Independence is a major tenet of the Montessori philosophy, and yet, this does not mean children work solely on their own. In fact, working with others promotes independence, within the classroom as well as outside of it. Read more about why we encourage children to work together in the Montessori classroom below.
The Montessori classroom itself is set up to promote small groups and pairs during their work cycles. Instead of rows of single desks with chairs, you will find an assortment of tables: some long enough to accommodate large groups, others for four, some smaller tables for two… and sometimes children squeeze as many journals as they can fit onto a table in order to be together!
While working together certainly has a social draw – children begin their day by socializing with their friends, and may choose to work next to those friends during a work cycle – there are many other benefits to working with another child. Children learn from each other, accept leadership roles in those works in which they feel confident, or step aside to allow a different child to be the expert in a different work. This is a confidence boost, and also a lesson in respect and community. Some of us are quick with mathematics, while others are excelling in language; still others are the go-to artists or engineers of the classroom. This is particularly true of the Upper Elementary classroom, where the levels of independent work are higher, with a greater ability to see a project or idea through from start to finish. These children can often be seen bouncing ideas off one another, and gently arguing about how to go about one thing or another in the most efficient way.
In the Children’s House, children may choose to work on the same work next to one another, lending a helping hand to a friend who stumbles on a problem. Sometimes one child even helps redirect an off-task friend! And here, there is much pride in being able to work out a problem without having to go to an adult in the room to solve it for them. The more children can effectively work together, the more independent they become!
Working together solidifies connections. Two children share their interests by researching a topic together, sharing knowledge, and building on that knowledge. In Lower Elementary, children research and give reports together. This process can take weeks or months, based on how quickly or slowly all members in the group move forward.

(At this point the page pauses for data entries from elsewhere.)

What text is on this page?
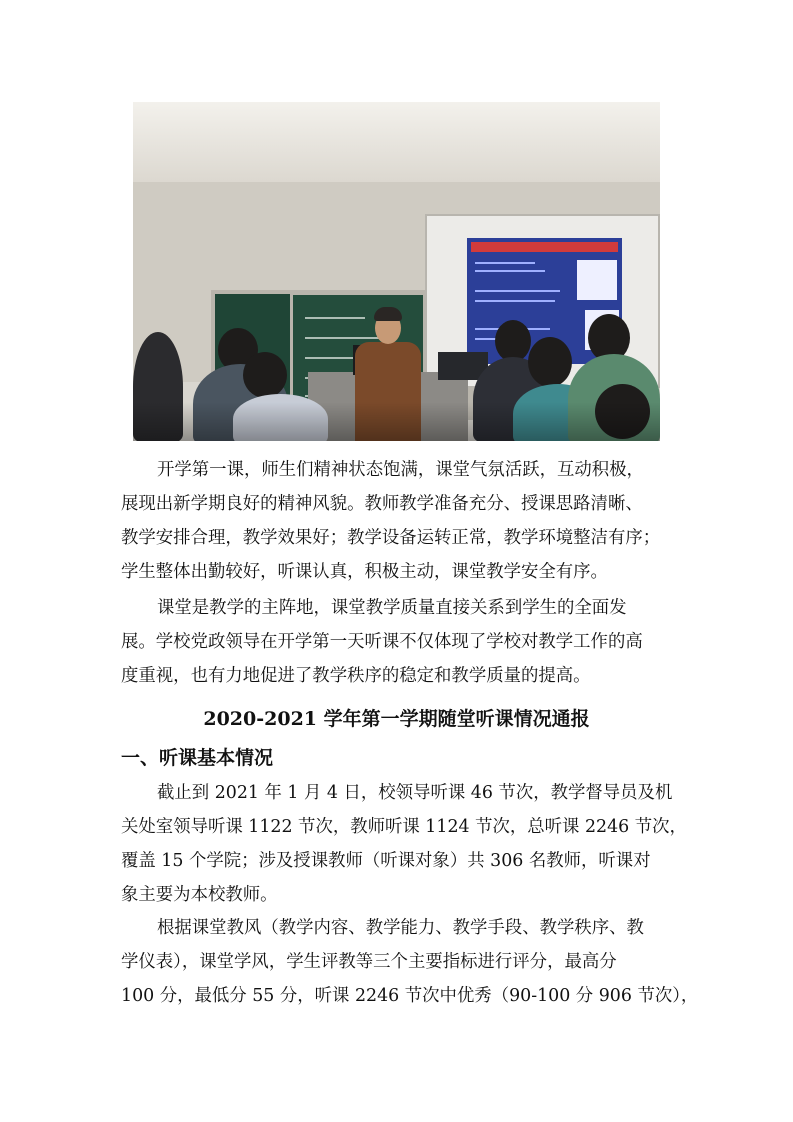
开学第一课，师生们精神状态饱满，课堂气氛活跃，互动积极，
展现出新学期良好的精神风貌。教师教学准备充分、授课思路清晰、
教学安排合理，教学效果好；教学设备运转正常，教学环境整洁有序；
学生整体出勤较好，听课认真，积极主动，课堂教学安全有序。

课堂是教学的主阵地，课堂教学质量直接关系到学生的全面发
展。学校党政领导在开学第一天听课不仅体现了学校对教学工作的高
度重视，也有力地促进了教学秩序的稳定和教学质量的提高。

2020-2021 学年第一学期随堂听课情况通报
一、听课基本情况

截止到 2021 年 1 月 4 日，校领导听课 46 节次，教学督导员及机
关处室领导听课 1122 节次，教师听课 1124 节次，总听课 2246 节次，
覆盖 15 个学院；涉及授课教师（听课对象）共 306 名教师，听课对
象主要为本校教师。

根据课堂教风（教学内容、教学能力、教学手段、教学秩序、教
学仪表），课堂学风，学生评教等三个主要指标进行评分，最高分
100 分，最低分 55 分，听课 2246 节次中优秀（90-100 分 906 节次），
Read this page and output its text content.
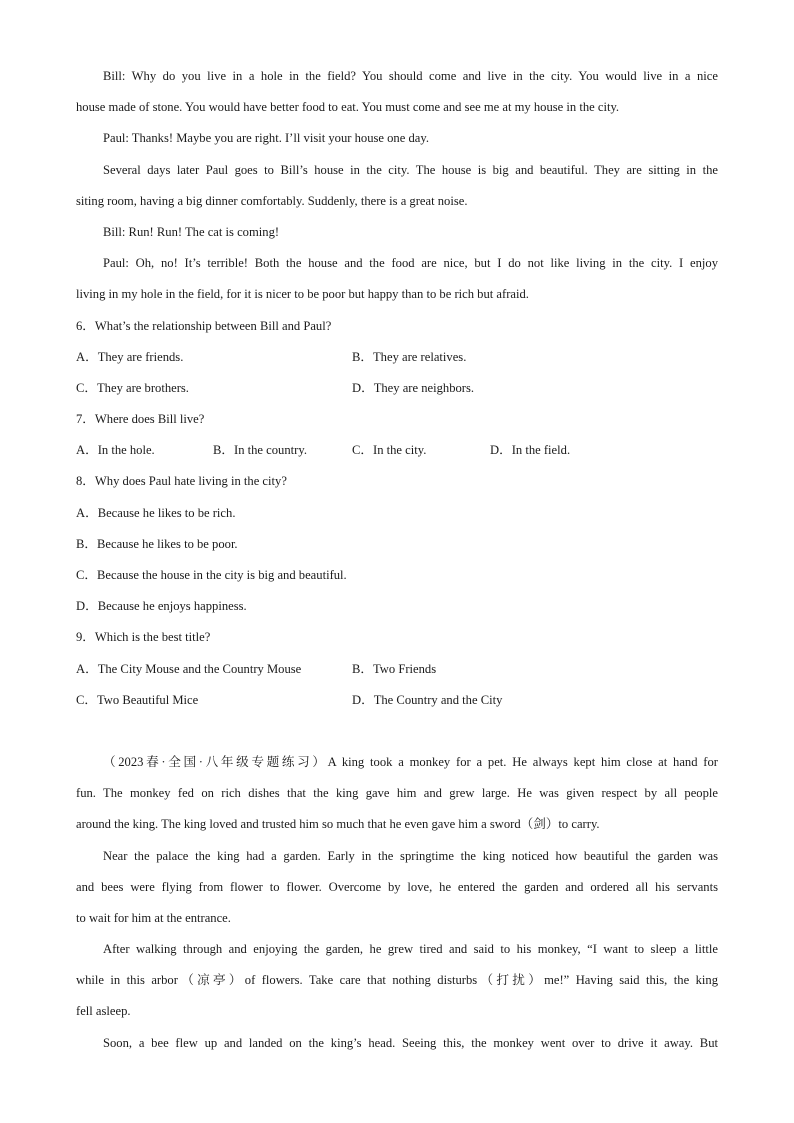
Bill: Why do you live in a hole in the field? You should come and live in the city. You would live in a nice
house made of stone. You would have better food to eat. You must come and see me at my house in the city.
Paul: Thanks! Maybe you are right. I’ll visit your house one day.
Several days later Paul goes to Bill’s house in the city. The house is big and beautiful. They are sitting in the
siting room, having a big dinner comfortably. Suddenly, there is a great noise.
Bill: Run! Run! The cat is coming!
Paul: Oh, no! It’s terrible! Both the house and the food are nice, but I do not like living in the city. I enjoy
living in my hole in the field, for it is nicer to be poor but happy than to be rich but afraid.
6．What’s the relationship between Bill and Paul?
A．They are friends.	B．They are relatives.
C．They are brothers.	D．They are neighbors.
7．Where does Bill live?
A．In the hole.	B．In the country.	C．In the city.	D．In the field.
8．Why does Paul hate living in the city?
A．Because he likes to be rich.
B．Because he likes to be poor.
C．Because the house in the city is big and beautiful.
D．Because he enjoys happiness.
9．Which is the best title?
A．The City Mouse and the Country Mouse	B．Two Friends
C．Two Beautiful Mice	D．The Country and the City
（2023春·全国·八年级专题练习）A king took a monkey for a pet. He always kept him close at hand for
fun. The monkey fed on rich dishes that the king gave him and grew large. He was given respect by all people
around the king. The king loved and trusted him so much that he even gave him a sword（剑）to carry.
Near the palace the king had a garden. Early in the springtime the king noticed how beautiful the garden was
and bees were flying from flower to flower. Overcome by love, he entered the garden and ordered all his servants
to wait for him at the entrance.
After walking through and enjoying the garden, he grew tired and said to his monkey, “I want to sleep a little
while in this arbor（凉亭）of flowers. Take care that nothing disturbs（打扰）me!” Having said this, the king
fell asleep.
Soon, a bee flew up and landed on the king’s head. Seeing this, the monkey went over to drive it away. But
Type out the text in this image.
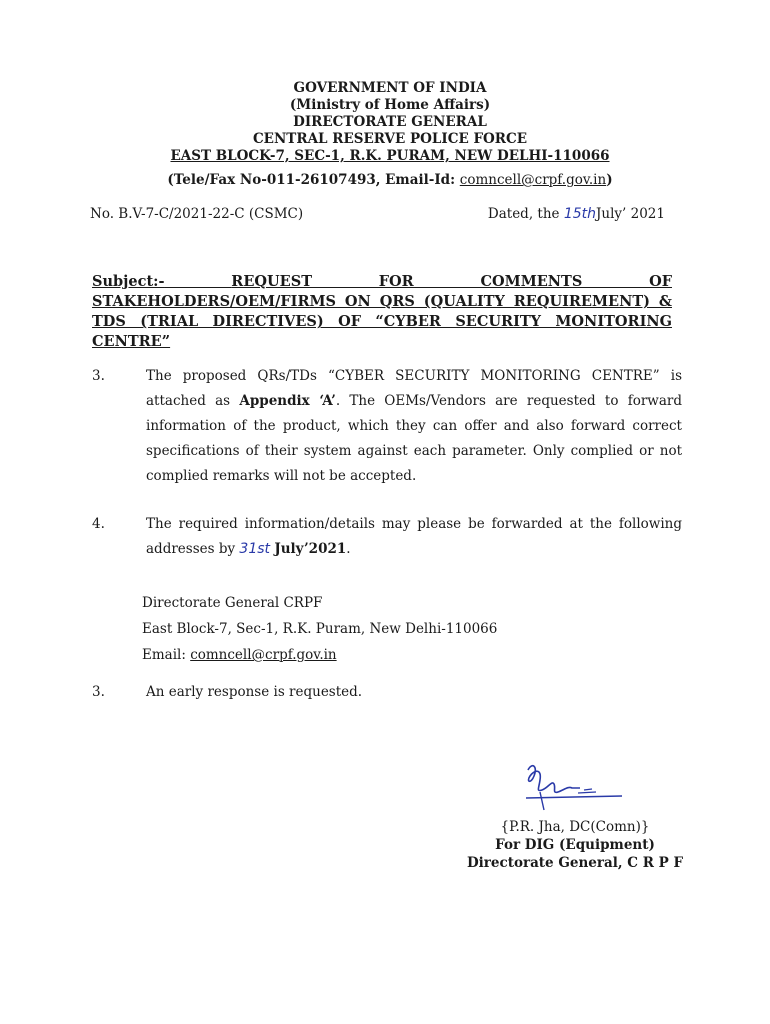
GOVERNMENT OF INDIA
(Ministry of Home Affairs)
DIRECTORATE GENERAL
CENTRAL RESERVE POLICE FORCE
EAST BLOCK-7, SEC-1, R.K. PURAM, NEW DELHI-110066
(Tele/Fax No-011-26107493, Email-Id: comncell@crpf.gov.in)
No. B.V-7-C/2021-22-C (CSMC)	Dated, the 15thJuly’ 2021
Subject:-	REQUEST FOR COMMENTS OF STAKEHOLDERS/OEM/FIRMS ON QRS (QUALITY REQUIREMENT) & TDS (TRIAL DIRECTIVES) OF “CYBER SECURITY MONITORING CENTRE”
3.	The proposed QRs/TDs “CYBER SECURITY MONITORING CENTRE” is attached as Appendix ‘A’. The OEMs/Vendors are requested to forward information of the product, which they can offer and also forward correct specifications of their system against each parameter. Only complied or not complied remarks will not be accepted.
4.	The required information/details may please be forwarded at the following addresses by 31st July’2021.
Directorate General CRPF
East Block-7, Sec-1, R.K. Puram, New Delhi-110066
Email: comncell@crpf.gov.in
3.	An early response is requested.
{P.R. Jha, DC(Comn)}
For DIG (Equipment)
Directorate General, C R P F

The mixed-age groups in the Montessori classroom (found in three-year groupings) also allow for a type of mentorship. The younger students learn an immense amount from the older children, not just socially, but academically as well.
Working together on such reports often leads to opportunities for conflict resolution, peer mediation, and learning how to speak up in a small group. Fairness (of huge concern to the Second Plane child) comes into play during small group activities, as the focus of a moral sense of order is forefront on the mind of a child aged 6 – 12. This opportunity also presents itself during shared jobs and during recess time.
Children receive much help in the collaboration process from the experienced Guides in their classrooms; group dynamics are often aided by mediation and careful observation by the adults in the room. In this way, Montessori children are learning how to work with others on a daily basis, a sure way to prepare them for adult life, both in work and personal relationships.